I have the main process in my program that fork() some children processes and then goes into endless loop (Also, the children processes are endless). Now, I want to kill all processes, close a socket, de-attach shared memory, and clean all similar stuff on terminating the program with Ctrl+C or Ctrl+Z. I search the internet and I found that I could do that by sending some signals like SIGSTOP and SIGINT, but I don't know how to do it.So, how can I accomplish this in my program?

From outside the program, you can send any process a signal using the kill command.
By default, kill will send the SIGTERM signal, which will terminate a process, and free its allocated resources. You can use the ps command to find the process ids of your program's processes. Using CTRL-C will only terminate the parent process. It will not kill the child processes. If you just forked, and didn't exec a new program, then all of your child processes will have the same name as the parent, which means you can use the killall command to terminate them all in one go. If you are logged in remotely, then logging out will cause a SIGHUP signal to be sent to all of the processes you spawned during the session, which will terminate them by default.
From inside the program, there is a kill() function that operates similar to the command. You will need the process ids still, so it's important that your parent code remembers the child process id returned by fork.

When your process exits brutally, all resources are certainly freed.
However, if you want to control the behaviour (what order, etc, I don't know what) then you should install a signal handler. See sigaction(2).

kill - does it kill the process right away?

what does kill exactly do?
I have a parent process which is creating 100 (as an example) child processes one after another. At the end of any child's job, I kill the child with kill(pid_of_child, SIGKILL) and I cannot see that in ps output. But if something goes wrong with the parent process and I exit from the parent process with exit(1) (at this point only 1 child is there - I can check tht in ps), at that point I see a lot of <defunct> processes whose ppid is pid of parent process.
How is that possible? did kill not kill the child processes entirely?

kill doesn't kill anything. It sends signals to the target process. SIGKILL is just a signal. Now, the standard action for SIGKILL -- the only action, actually, since SIGKILL can't be handled or ignored by a process -- is to exit, that's true.
The "<defunct>" process is a child that hasn't been reaped, meaning that the parent hasn't called wait() to retrieve the exit status of the child. Until the parent calls wait(), the defunct (or "zombie") process will hang around.

Whenever a process ends, no matter how it ends (kill or otherwise), it will stay in the kernel's process table until its parent process retrieves its exit status (with wait and friends).
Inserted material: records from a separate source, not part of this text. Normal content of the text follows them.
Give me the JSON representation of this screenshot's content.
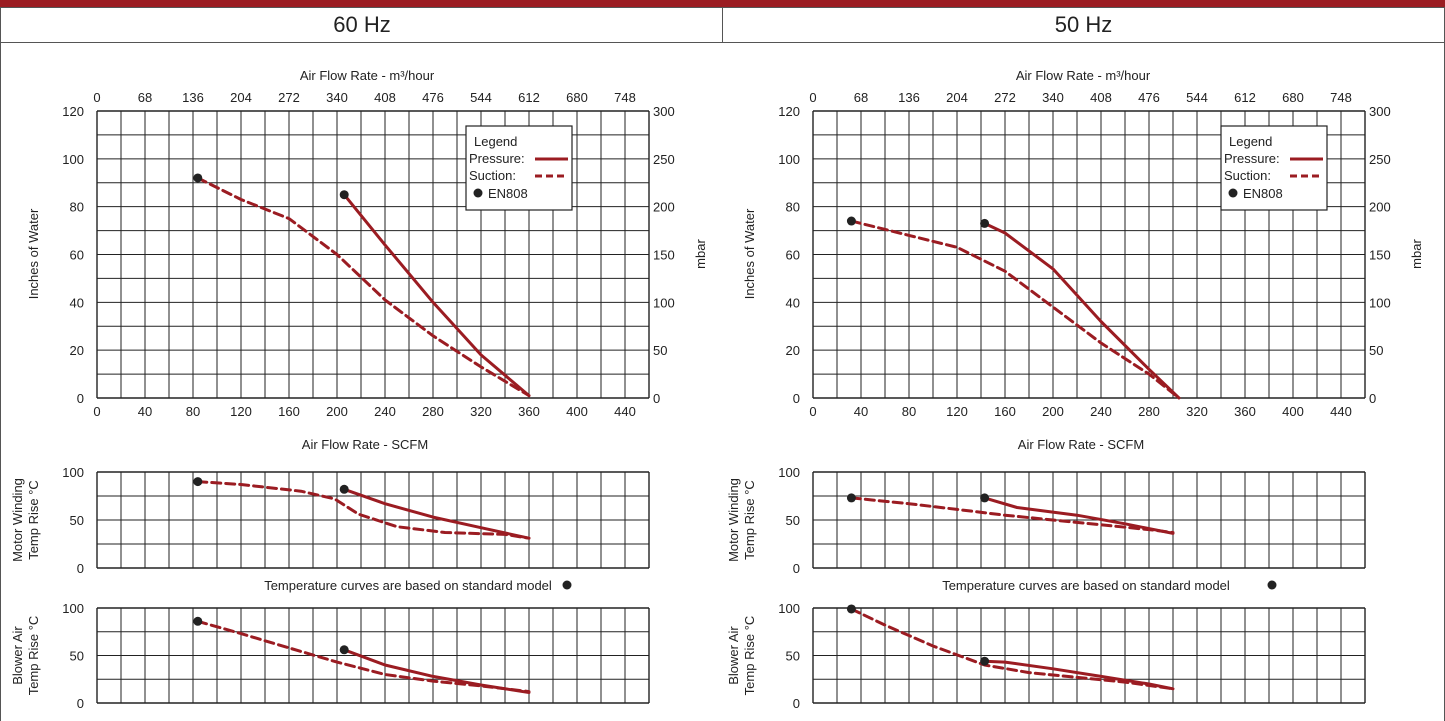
{
  "header": {
    "left_title": "60 Hz",
    "right_title": "50 Hz"
  },
  "colors": {
    "curve": "#9b1c22",
    "grid": "#222222",
    "marker": "#222222"
  },
  "chart_data": [
    {
      "panel": "60 Hz",
      "type": "line",
      "top_axis_label": "Air Flow Rate - m³/hour",
      "top_ticks": [
        "0",
        "68",
        "136",
        "204",
        "272",
        "340",
        "408",
        "476",
        "544",
        "612",
        "680",
        "748"
      ],
      "bottom_axis_label": "Air Flow Rate - SCFM",
      "bottom_ticks": [
        "0",
        "40",
        "80",
        "120",
        "160",
        "200",
        "240",
        "280",
        "320",
        "360",
        "400",
        "440"
      ],
      "xlim": [
        0,
        460
      ],
      "ylabel": "Inches of Water",
      "ylim": [
        0,
        120
      ],
      "yticks": [
        "0",
        "20",
        "40",
        "60",
        "80",
        "100",
        "120"
      ],
      "right_label": "mbar",
      "right_ticks": [
        "0",
        "50",
        "100",
        "150",
        "200",
        "250",
        "300"
      ],
      "legend": {
        "title": "Legend",
        "pressure": "Pressure:",
        "suction": "Suction:",
        "marker": "EN808",
        "placement": "top-right"
      },
      "series": [
        {
          "name": "Pressure:",
          "style": "solid",
          "points": [
            [
              206,
              85
            ],
            [
              240,
              64
            ],
            [
              280,
              40
            ],
            [
              320,
              18
            ],
            [
              360,
              1
            ]
          ]
        },
        {
          "name": "Suction:",
          "style": "dashed",
          "points": [
            [
              84,
              92
            ],
            [
              120,
              83
            ],
            [
              160,
              75
            ],
            [
              200,
              60
            ],
            [
              240,
              41
            ],
            [
              280,
              26
            ],
            [
              320,
              13
            ],
            [
              360,
              1
            ]
          ]
        }
      ],
      "markers": [
        [
          84,
          92
        ],
        [
          206,
          85
        ]
      ]
    },
    {
      "panel": "60 Hz",
      "type": "line",
      "ylabel_lines": [
        "Motor Winding",
        "Temp Rise °C"
      ],
      "ylim": [
        0,
        100
      ],
      "yticks": [
        "0",
        "50",
        "100"
      ],
      "xlim": [
        0,
        460
      ],
      "series": [
        {
          "name": "Pressure:",
          "style": "solid",
          "points": [
            [
              206,
              82
            ],
            [
              240,
              67
            ],
            [
              280,
              53
            ],
            [
              320,
              42
            ],
            [
              360,
              31
            ]
          ]
        },
        {
          "name": "Suction:",
          "style": "dashed",
          "points": [
            [
              84,
              90
            ],
            [
              120,
              87
            ],
            [
              170,
              80
            ],
            [
              198,
              72
            ],
            [
              218,
              56
            ],
            [
              250,
              43
            ],
            [
              290,
              37
            ],
            [
              340,
              35
            ],
            [
              360,
              31
            ]
          ]
        }
      ],
      "markers": [
        [
          84,
          90
        ],
        [
          206,
          82
        ]
      ]
    },
    {
      "panel": "60 Hz",
      "type": "line",
      "ylabel_lines": [
        "Blower Air",
        "Temp Rise °C"
      ],
      "ylim": [
        0,
        100
      ],
      "yticks": [
        "0",
        "50",
        "100"
      ],
      "xlim": [
        0,
        460
      ],
      "series": [
        {
          "name": "Pressure:",
          "style": "solid",
          "points": [
            [
              206,
              56
            ],
            [
              240,
              40
            ],
            [
              280,
              28
            ],
            [
              320,
              19
            ],
            [
              360,
              11
            ]
          ]
        },
        {
          "name": "Suction:",
          "style": "dashed",
          "points": [
            [
              84,
              86
            ],
            [
              120,
              73
            ],
            [
              160,
              58
            ],
            [
              200,
              43
            ],
            [
              240,
              30
            ],
            [
              280,
              23
            ],
            [
              320,
              18
            ],
            [
              360,
              12
            ]
          ]
        }
      ],
      "markers": [
        [
          84,
          86
        ],
        [
          206,
          56
        ]
      ]
    },
    {
      "panel": "50 Hz",
      "type": "line",
      "top_axis_label": "Air Flow Rate - m³/hour",
      "top_ticks": [
        "0",
        "68",
        "136",
        "204",
        "272",
        "340",
        "408",
        "476",
        "544",
        "612",
        "680",
        "748"
      ],
      "bottom_axis_label": "Air Flow Rate - SCFM",
      "bottom_ticks": [
        "0",
        "40",
        "80",
        "120",
        "160",
        "200",
        "240",
        "280",
        "320",
        "360",
        "400",
        "440"
      ],
      "xlim": [
        0,
        460
      ],
      "ylabel": "Inches of Water",
      "ylim": [
        0,
        120
      ],
      "yticks": [
        "0",
        "20",
        "40",
        "60",
        "80",
        "100",
        "120"
      ],
      "right_label": "mbar",
      "right_ticks": [
        "0",
        "50",
        "100",
        "150",
        "200",
        "250",
        "300"
      ],
      "legend": {
        "title": "Legend",
        "pressure": "Pressure:",
        "suction": "Suction:",
        "marker": "EN808",
        "placement": "top-right"
      },
      "series": [
        {
          "name": "Pressure:",
          "style": "solid",
          "points": [
            [
              143,
              73
            ],
            [
              160,
              69
            ],
            [
              200,
              54
            ],
            [
              240,
              32
            ],
            [
              280,
              12
            ],
            [
              305,
              0
            ]
          ]
        },
        {
          "name": "Suction:",
          "style": "dashed",
          "points": [
            [
              32,
              74
            ],
            [
              80,
              68
            ],
            [
              120,
              63
            ],
            [
              160,
              53
            ],
            [
              200,
              38
            ],
            [
              240,
              23
            ],
            [
              280,
              10
            ],
            [
              305,
              0
            ]
          ]
        }
      ],
      "markers": [
        [
          32,
          74
        ],
        [
          143,
          73
        ]
      ]
    },
    {
      "panel": "50 Hz",
      "type": "line",
      "ylabel_lines": [
        "Motor Winding",
        "Temp Rise °C"
      ],
      "ylim": [
        0,
        100
      ],
      "yticks": [
        "0",
        "50",
        "100"
      ],
      "xlim": [
        0,
        460
      ],
      "series": [
        {
          "name": "Pressure:",
          "style": "solid",
          "points": [
            [
              143,
              73
            ],
            [
              170,
              63
            ],
            [
              220,
              55
            ],
            [
              260,
              46
            ],
            [
              300,
              36
            ]
          ]
        },
        {
          "name": "Suction:",
          "style": "dashed",
          "points": [
            [
              32,
              73
            ],
            [
              80,
              67
            ],
            [
              120,
              61
            ],
            [
              160,
              55
            ],
            [
              200,
              50
            ],
            [
              240,
              45
            ],
            [
              280,
              40
            ],
            [
              300,
              37
            ]
          ]
        }
      ],
      "markers": [
        [
          32,
          73
        ],
        [
          143,
          73
        ]
      ]
    },
    {
      "panel": "50 Hz",
      "type": "line",
      "ylabel_lines": [
        "Blower Air",
        "Temp Rise °C"
      ],
      "ylim": [
        0,
        100
      ],
      "yticks": [
        "0",
        "50",
        "100"
      ],
      "xlim": [
        0,
        460
      ],
      "series": [
        {
          "name": "Pressure:",
          "style": "solid",
          "points": [
            [
              143,
              44
            ],
            [
              160,
              43
            ],
            [
              200,
              36
            ],
            [
              240,
              28
            ],
            [
              280,
              20
            ],
            [
              300,
              15
            ]
          ]
        },
        {
          "name": "Suction:",
          "style": "dashed",
          "points": [
            [
              32,
              99
            ],
            [
              60,
              82
            ],
            [
              100,
              60
            ],
            [
              143,
              40
            ],
            [
              180,
              32
            ],
            [
              220,
              27
            ],
            [
              260,
              22
            ],
            [
              300,
              15
            ]
          ]
        }
      ],
      "markers": [
        [
          32,
          99
        ],
        [
          143,
          44
        ]
      ]
    }
  ],
  "notes": [
    {
      "panel": "60 Hz",
      "text": "Temperature curves are based on standard model"
    },
    {
      "panel": "50 Hz",
      "text": "Temperature curves are based on standard model"
    }
  ]
}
Leaving it in the process table avoids a number of nasty race conditions.
If your parent process has exited, the children should get reassigned to init, which periodically reaps its children.
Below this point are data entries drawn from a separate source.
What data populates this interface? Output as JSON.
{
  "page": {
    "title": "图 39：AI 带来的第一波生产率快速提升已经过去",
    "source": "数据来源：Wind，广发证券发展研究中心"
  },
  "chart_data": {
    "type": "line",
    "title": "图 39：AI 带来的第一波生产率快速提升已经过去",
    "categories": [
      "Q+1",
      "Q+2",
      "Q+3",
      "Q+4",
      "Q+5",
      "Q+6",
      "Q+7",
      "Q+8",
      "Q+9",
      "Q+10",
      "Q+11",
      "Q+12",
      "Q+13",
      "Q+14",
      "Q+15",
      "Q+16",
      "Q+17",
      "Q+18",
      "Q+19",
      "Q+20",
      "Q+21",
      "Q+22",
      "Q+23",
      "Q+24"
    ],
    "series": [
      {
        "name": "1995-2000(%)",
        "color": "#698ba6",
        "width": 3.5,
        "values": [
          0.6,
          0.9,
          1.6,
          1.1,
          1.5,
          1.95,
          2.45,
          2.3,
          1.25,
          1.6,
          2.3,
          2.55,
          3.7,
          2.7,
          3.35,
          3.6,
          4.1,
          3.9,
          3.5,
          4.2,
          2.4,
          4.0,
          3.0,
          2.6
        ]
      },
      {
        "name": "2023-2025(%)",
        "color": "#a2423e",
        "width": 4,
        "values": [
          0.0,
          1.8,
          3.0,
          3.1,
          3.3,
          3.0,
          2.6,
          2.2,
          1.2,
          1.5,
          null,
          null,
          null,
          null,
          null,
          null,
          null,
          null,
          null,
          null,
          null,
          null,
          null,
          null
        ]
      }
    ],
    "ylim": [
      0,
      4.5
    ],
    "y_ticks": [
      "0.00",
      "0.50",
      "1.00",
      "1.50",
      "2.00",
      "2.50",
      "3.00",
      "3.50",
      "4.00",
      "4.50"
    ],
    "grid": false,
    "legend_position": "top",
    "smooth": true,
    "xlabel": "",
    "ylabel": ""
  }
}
Yes, SIGKILL terminates the process, but in any case (either normal exit or terminated), processes have an exit status, which needs to be kept around for potential readers - as such an entry in the process table may remain until this is done. See http://en.wikipedia.org/wiki/Zombie_process .
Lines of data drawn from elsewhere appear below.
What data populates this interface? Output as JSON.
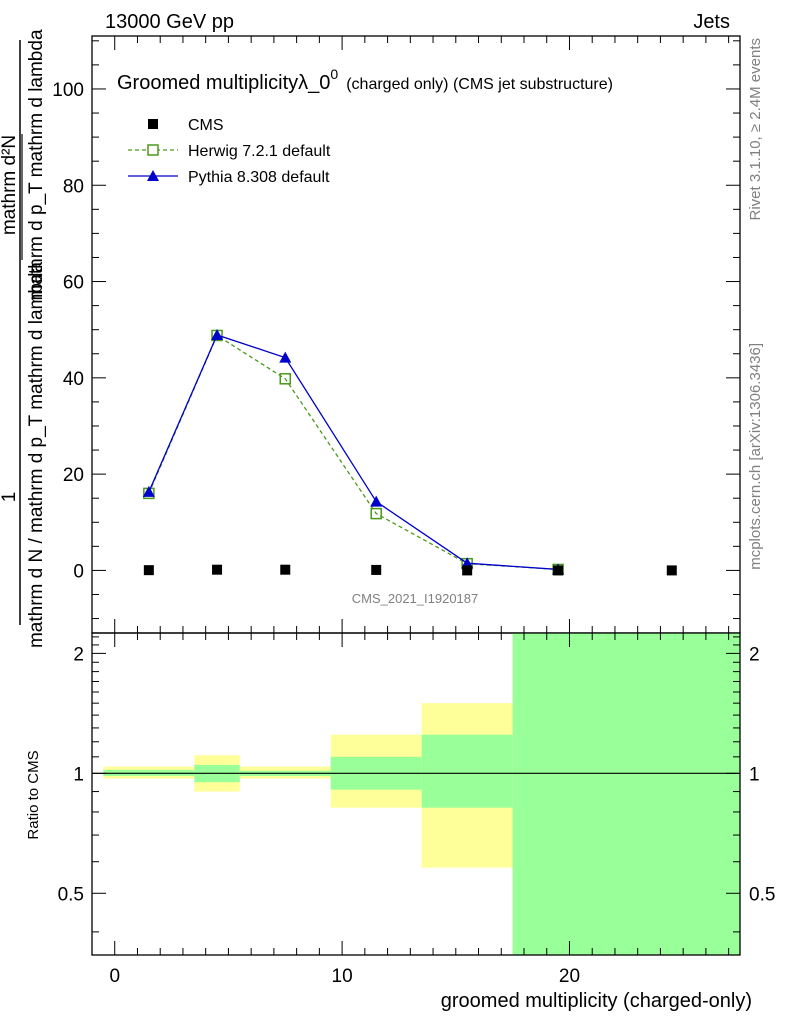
{
  "header": {
    "energy_label": "13000 GeV pp",
    "category_label": "Jets"
  },
  "side_labels": {
    "rivet": "Rivet 3.1.10, ≥ 2.4M events",
    "mcplots": "mcplots.cern.ch [arXiv:1306.3436]"
  },
  "watermark": "CMS_2021_I1920187",
  "chart_data": [
    {
      "type": "line",
      "title_main": "Groomed multiplicityλ_0",
      "title_sup": "0",
      "title_sub": "(charged only) (CMS jet substructure)",
      "ylabel_parts": {
        "numer": "1",
        "denom": "mathrm d N / mathrm d p_T mathrm d lambda",
        "right_numer": "mathrm d²N",
        "right_denom": "mathrm d p_T mathrm d lambda"
      },
      "xlim": [
        -1,
        27.5
      ],
      "ylim": [
        -13,
        111
      ],
      "y_ticks": [
        0,
        20,
        40,
        60,
        80,
        100
      ],
      "y_tick_labels": [
        "0",
        "20",
        "40",
        "60",
        "80",
        "100"
      ],
      "legend_position": "top-left",
      "series": [
        {
          "name": "CMS",
          "style": "marker-square",
          "color": "#000000",
          "x": [
            1.5,
            4.5,
            7.5,
            11.5,
            15.5,
            19.5,
            24.5
          ],
          "y": [
            0.05,
            0.15,
            0.15,
            0.1,
            0.0,
            0.0,
            0.0
          ]
        },
        {
          "name": "Herwig 7.2.1 default",
          "style": "dashed-open-square",
          "color": "#4a9a1a",
          "x": [
            1.5,
            4.5,
            7.5,
            11.5,
            15.5,
            19.5
          ],
          "y": [
            16.0,
            48.8,
            39.8,
            11.8,
            1.4,
            0.2
          ]
        },
        {
          "name": "Pythia 8.308 default",
          "style": "solid-filled-triangle",
          "color": "#0000cc",
          "x": [
            1.5,
            4.5,
            7.5,
            11.5,
            15.5,
            19.5
          ],
          "y": [
            16.3,
            48.9,
            44.2,
            14.3,
            1.5,
            0.2
          ]
        }
      ]
    },
    {
      "type": "area",
      "ylabel": "Ratio to CMS",
      "xlabel": "groomed multiplicity (charged-only)",
      "xlim": [
        -1,
        27.5
      ],
      "ylim": [
        0.35,
        2.25
      ],
      "x_ticks": [
        0,
        10,
        20
      ],
      "x_tick_labels": [
        "0",
        "10",
        "20"
      ],
      "y_ticks": [
        0.5,
        1,
        2
      ],
      "y_tick_labels": [
        "0.5",
        "1",
        "2"
      ],
      "reference_line": 1.0,
      "bins": [
        {
          "x_low": -0.5,
          "x_high": 3.5,
          "stat_low": 0.985,
          "stat_high": 1.02,
          "tot_low": 0.97,
          "tot_high": 1.04
        },
        {
          "x_low": 3.5,
          "x_high": 5.5,
          "stat_low": 0.95,
          "stat_high": 1.05,
          "tot_low": 0.9,
          "tot_high": 1.11
        },
        {
          "x_low": 5.5,
          "x_high": 9.5,
          "stat_low": 0.985,
          "stat_high": 1.015,
          "tot_low": 0.97,
          "tot_high": 1.04
        },
        {
          "x_low": 9.5,
          "x_high": 13.5,
          "stat_low": 0.91,
          "stat_high": 1.1,
          "tot_low": 0.82,
          "tot_high": 1.25
        },
        {
          "x_low": 13.5,
          "x_high": 17.5,
          "stat_low": 0.82,
          "stat_high": 1.25,
          "tot_low": 0.58,
          "tot_high": 1.5
        },
        {
          "x_low": 17.5,
          "x_high": 27.5,
          "stat_low": 0.35,
          "stat_high": 2.25,
          "tot_low": 0.35,
          "tot_high": 2.25
        }
      ]
    }
  ]
}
How to detect defunct processes on Linux?

I have a parent and a child process written in C language. Somewhere in the parent process HUP signal is sent to the child. I want my parent process to detect if the child is dead. But when I send SIGHUP, the child process becomes a zombie. How can I detect if the child is a zombie in the parent process? I try the code below, but it doesn't return me the desired result since the child process is still there but it is defunct.
kill(childPID, 0);
One more question; can I kill the zombie child without killing the parent?
Thanks.

from wikipedia:
On Unix and Unix-like computer operating systems, a zombie process or defunct process is a process that has completed execution but still has an entry in the process table. This entry is still needed to allow the process that started the (now zombie) process to read its exit status.
If the parent fetches the exit status by calling wait, waitpid or the like, the zombie should disappear.
You can detect whether a process is alive through the wait functions (man wait).